The memory may be more than half a century old, but the emotion it conjures remains strong. Wandering into a Greenville, S.C., liquor store, a young Alex Sanders had the meeting of a lifetime with its famous proprietor: retired baseball great Shoeless Joe Jackson. Then again, perhaps it was in the nearby Bolt Drug Store that the introduction really took place. It’s hard to remember the details after all these years, admits Sanders, who served as president of the College from 1992 to 2001 and remains a professor of political science. Memories, you see, have a tough time forming in the minds of starstruck little boys who have the good fortune to meet a World Series champ.
Two years ago, Sanders published a story about that meeting during the annual Symposium on Baseball and American Culture at the National Baseball Hall of Fame and Museum in Cooperstown, N.Y. It’s one of five essays that Sanders has written for the event (other compositions include “The Common Law Origins of the Infield Fly Rule” and “How Baseball United America After the Civil War”). But Sanders’ story about meeting Jackson, which also elaborates on Sanders’ childhood memories of two other famous baseball players from South Carolina, has gone on to a second act. This past year, his story was turned into a half-hour documentary by three College of Charleston staff members: videographer Tim Fennell, multimedia artist Dave Brown and audio-visual expert Brooks Quinn.
In November, Cards Against a Wall: Memories of Shoeless Joe Jackson, Van Lingle Mungo and Bobo Newsom aired on South Carolina Educational Television, and this spring it’s slated to show at several film festivals. The documentary’s title is a reference to a card trick Sanders witnessed when meeting Jackson, and the film explores the legacies of these three great, colorful, old-time ballplayers from different regions of South Carolina.
“This, to me, was Field of Dreams meets Forrest Gump,” says Fennell, who directed and co-produced the film. “It’s baseball history, but every time the film takes a turn, the ballplayers influence Alex Sanders or others from that time period.”
Cards Against a Wall blends archival footage with reenactments shot in black and white with a vintage Leica Super 8 camera that the filmmakers happened to find on a shelf, collecting dust. The transition between new and old footage is so seamless, and the re-creations so compelling, that many viewers don’t realize that much of the footage in the film is actually new. That’s thanks in part to the use of digital filters Brown created to “age” the new footage, as well as rented costumes that included the baseball uniforms used in the Hollywood movie Eight Men Out (which, coincidentally, is about the scandal-tainted 1919 Chicago White Sox team of which Jackson was a member).

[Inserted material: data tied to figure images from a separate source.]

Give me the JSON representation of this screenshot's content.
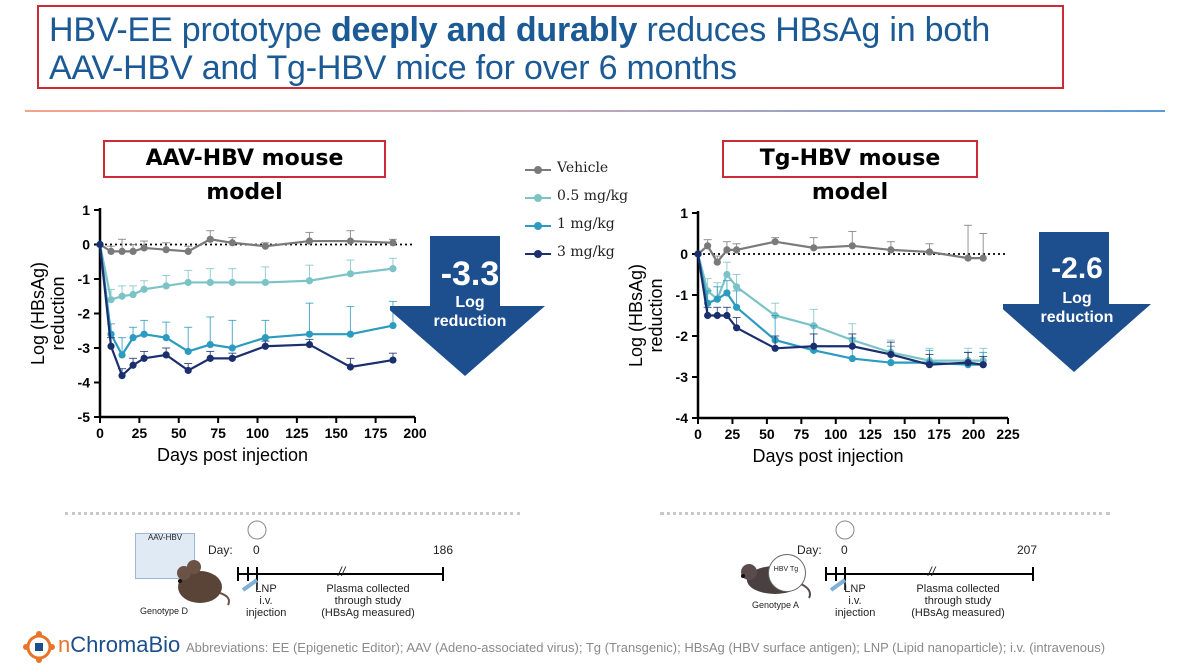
{
  "title": {
    "line1_pre": "HBV-EE prototype ",
    "line1_bold": "deeply and durably",
    "line1_post": " reduces HBsAg in both",
    "line2": "AAV-HBV and Tg-HBV mice for over 6 months"
  },
  "legend": {
    "items": [
      {
        "label": "Vehicle",
        "color": "#7a7a7a"
      },
      {
        "label": "0.5 mg/kg",
        "color": "#7cc3c8"
      },
      {
        "label": "1 mg/kg",
        "color": "#2b9bbf"
      },
      {
        "label": "3 mg/kg",
        "color": "#1b2f6e"
      }
    ]
  },
  "chart_data": [
    {
      "type": "line",
      "title": "AAV-HBV mouse model",
      "xlabel": "Days post injection",
      "ylabel": "Log (HBsAg) reduction",
      "xlim": [
        0,
        200
      ],
      "ylim": [
        -5,
        1
      ],
      "xticks": [
        0,
        25,
        50,
        75,
        100,
        125,
        150,
        175,
        200
      ],
      "yticks": [
        1,
        0,
        -1,
        -2,
        -3,
        -4,
        -5
      ],
      "reference_line": 0,
      "callout": {
        "value": "-3.3",
        "text1": "Log",
        "text2": "reduction"
      },
      "series": [
        {
          "name": "Vehicle",
          "color": "#7a7a7a",
          "x": [
            0,
            7,
            14,
            21,
            28,
            42,
            56,
            70,
            84,
            105,
            133,
            159,
            186
          ],
          "y": [
            0,
            -0.2,
            -0.2,
            -0.2,
            -0.1,
            -0.15,
            -0.2,
            0.15,
            0.05,
            -0.05,
            0.1,
            0.1,
            0.05
          ],
          "err": [
            0,
            0.15,
            0.35,
            0.2,
            0.2,
            0.2,
            0.15,
            0.25,
            0.15,
            0.1,
            0.25,
            0.3,
            0.1
          ]
        },
        {
          "name": "0.5 mg/kg",
          "color": "#7cc3c8",
          "x": [
            0,
            7,
            14,
            21,
            28,
            42,
            56,
            70,
            84,
            105,
            133,
            159,
            186
          ],
          "y": [
            0,
            -1.6,
            -1.5,
            -1.45,
            -1.3,
            -1.2,
            -1.1,
            -1.1,
            -1.1,
            -1.1,
            -1.05,
            -0.85,
            -0.7
          ],
          "err": [
            0,
            0.3,
            0.3,
            0.25,
            0.25,
            0.3,
            0.35,
            0.4,
            0.4,
            0.45,
            0.45,
            0.4,
            0.3
          ]
        },
        {
          "name": "1 mg/kg",
          "color": "#2b9bbf",
          "x": [
            0,
            7,
            14,
            21,
            28,
            42,
            56,
            70,
            84,
            105,
            133,
            159,
            186
          ],
          "y": [
            0,
            -2.6,
            -3.2,
            -2.7,
            -2.6,
            -2.7,
            -3.1,
            -2.9,
            -3.0,
            -2.7,
            -2.6,
            -2.6,
            -2.35
          ],
          "err": [
            0,
            0.3,
            0.5,
            0.3,
            0.4,
            0.45,
            0.7,
            0.8,
            0.8,
            0.5,
            0.9,
            0.8,
            0.7
          ]
        },
        {
          "name": "3 mg/kg",
          "color": "#1b2f6e",
          "x": [
            0,
            7,
            14,
            21,
            28,
            42,
            56,
            70,
            84,
            105,
            133,
            159,
            186
          ],
          "y": [
            0,
            -2.95,
            -3.8,
            -3.5,
            -3.3,
            -3.2,
            -3.65,
            -3.3,
            -3.3,
            -2.95,
            -2.9,
            -3.55,
            -3.35
          ],
          "err": [
            0,
            0.25,
            0.2,
            0.2,
            0.2,
            0.2,
            0.2,
            0.2,
            0.15,
            0.15,
            0.15,
            0.25,
            0.2
          ]
        }
      ]
    },
    {
      "type": "line",
      "title": "Tg-HBV mouse model",
      "xlabel": "Days post injection",
      "ylabel": "Log (HBsAg) reduction",
      "xlim": [
        0,
        225
      ],
      "ylim": [
        -4,
        1
      ],
      "xticks": [
        0,
        25,
        50,
        75,
        100,
        125,
        150,
        175,
        200,
        225
      ],
      "yticks": [
        1,
        0,
        -1,
        -2,
        -3,
        -4
      ],
      "reference_line": 0,
      "callout": {
        "value": "-2.6",
        "text1": "Log",
        "text2": "reduction"
      },
      "series": [
        {
          "name": "Vehicle",
          "color": "#7a7a7a",
          "x": [
            0,
            7,
            14,
            21,
            28,
            56,
            84,
            112,
            140,
            168,
            196,
            207
          ],
          "y": [
            0,
            0.2,
            -0.2,
            0.1,
            0.1,
            0.3,
            0.15,
            0.2,
            0.1,
            0.05,
            -0.1,
            -0.1
          ],
          "err": [
            0,
            0.15,
            0.15,
            0.2,
            0.15,
            0.1,
            0.25,
            0.35,
            0.2,
            0.2,
            0.8,
            0.6
          ]
        },
        {
          "name": "0.5 mg/kg",
          "color": "#7cc3c8",
          "x": [
            0,
            7,
            14,
            21,
            28,
            56,
            84,
            112,
            140,
            168,
            196,
            207
          ],
          "y": [
            0,
            -0.9,
            -1.1,
            -0.5,
            -0.8,
            -1.5,
            -1.75,
            -2.1,
            -2.4,
            -2.6,
            -2.6,
            -2.6
          ],
          "err": [
            0,
            0.3,
            0.4,
            0.3,
            0.3,
            0.3,
            0.4,
            0.4,
            0.3,
            0.3,
            0.3,
            0.3
          ]
        },
        {
          "name": "1 mg/kg",
          "color": "#2b9bbf",
          "x": [
            0,
            7,
            14,
            21,
            28,
            56,
            84,
            112,
            140,
            168,
            196,
            207
          ],
          "y": [
            0,
            -1.2,
            -1.1,
            -0.95,
            -1.3,
            -2.1,
            -2.35,
            -2.55,
            -2.65,
            -2.65,
            -2.7,
            -2.7
          ],
          "err": [
            0,
            0.3,
            0.3,
            0.3,
            0.4,
            0.6,
            0.6,
            0.5,
            0.4,
            0.3,
            0.3,
            0.3
          ]
        },
        {
          "name": "3 mg/kg",
          "color": "#1b2f6e",
          "x": [
            0,
            7,
            14,
            21,
            28,
            56,
            84,
            112,
            140,
            168,
            196,
            207
          ],
          "y": [
            0,
            -1.5,
            -1.5,
            -1.5,
            -1.8,
            -2.3,
            -2.25,
            -2.25,
            -2.45,
            -2.7,
            -2.65,
            -2.7
          ],
          "err": [
            0,
            0.2,
            0.2,
            0.2,
            0.25,
            0.3,
            0.3,
            0.3,
            0.3,
            0.25,
            0.25,
            0.2
          ]
        }
      ]
    }
  ],
  "panels": {
    "left_title": "AAV-HBV mouse model",
    "right_title": "Tg-HBV mouse model"
  },
  "timeline_left": {
    "day_label": "Day:",
    "start": "0",
    "end": "186",
    "construct": "AAV-HBV",
    "genotype": "Genotype D",
    "lnp1": "LNP",
    "lnp2": "i.v.",
    "lnp3": "injection",
    "plasma1": "Plasma collected",
    "plasma2": "through study",
    "plasma3": "(HBsAg measured)",
    "break": "//"
  },
  "timeline_right": {
    "day_label": "Day:",
    "start": "0",
    "end": "207",
    "construct": "HBV Tg",
    "genotype": "Genotype A",
    "lnp1": "LNP",
    "lnp2": "i.v.",
    "lnp3": "injection",
    "plasma1": "Plasma collected",
    "plasma2": "through study",
    "plasma3": "(HBsAg measured)",
    "break": "//"
  },
  "footer": {
    "logo_prefix": "n",
    "logo_name": "ChromaBio",
    "abbreviations": "Abbreviations: EE (Epigenetic Editor); AAV (Adeno-associated virus); Tg (Transgenic); HBsAg (HBV surface antigen); LNP (Lipid nanoparticle); i.v. (intravenous)"
  }
}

Beyond enumerating the men’s athletic accomplishments, Cards Against a Wall explores the ballplayers’ lives beyond the baseball diamond, including Jackson’s post-career interaction with fellow slugging great Ty Cobb, Newsom’s eccentricities and Mungo’s career as a movie theater operator. Most of all, it showcases that these ballplayers cannot simply be summed up by box scores and that their influence goes far beyond the bleachers, even shaping the childhood of a little boy who was once bold enough to sneak into a liquor store.
A College Affair
Cards Against a Wall features the talents of many members of the CofC community, including Heather Brewer ’11, who with Tim Fennell adapted Alex Sanders’ short story into a screenplay; professors Frank Cossa, Jon Hale and Evan Parry, who acted in the film; theatre professor Janine McCabe ’98 and costume shop manager Michael Wiernicki ’06, who served as wardrobe consultants; and Rick Zender, the curator of the John Rivers Communication Museum, who loaned historic props.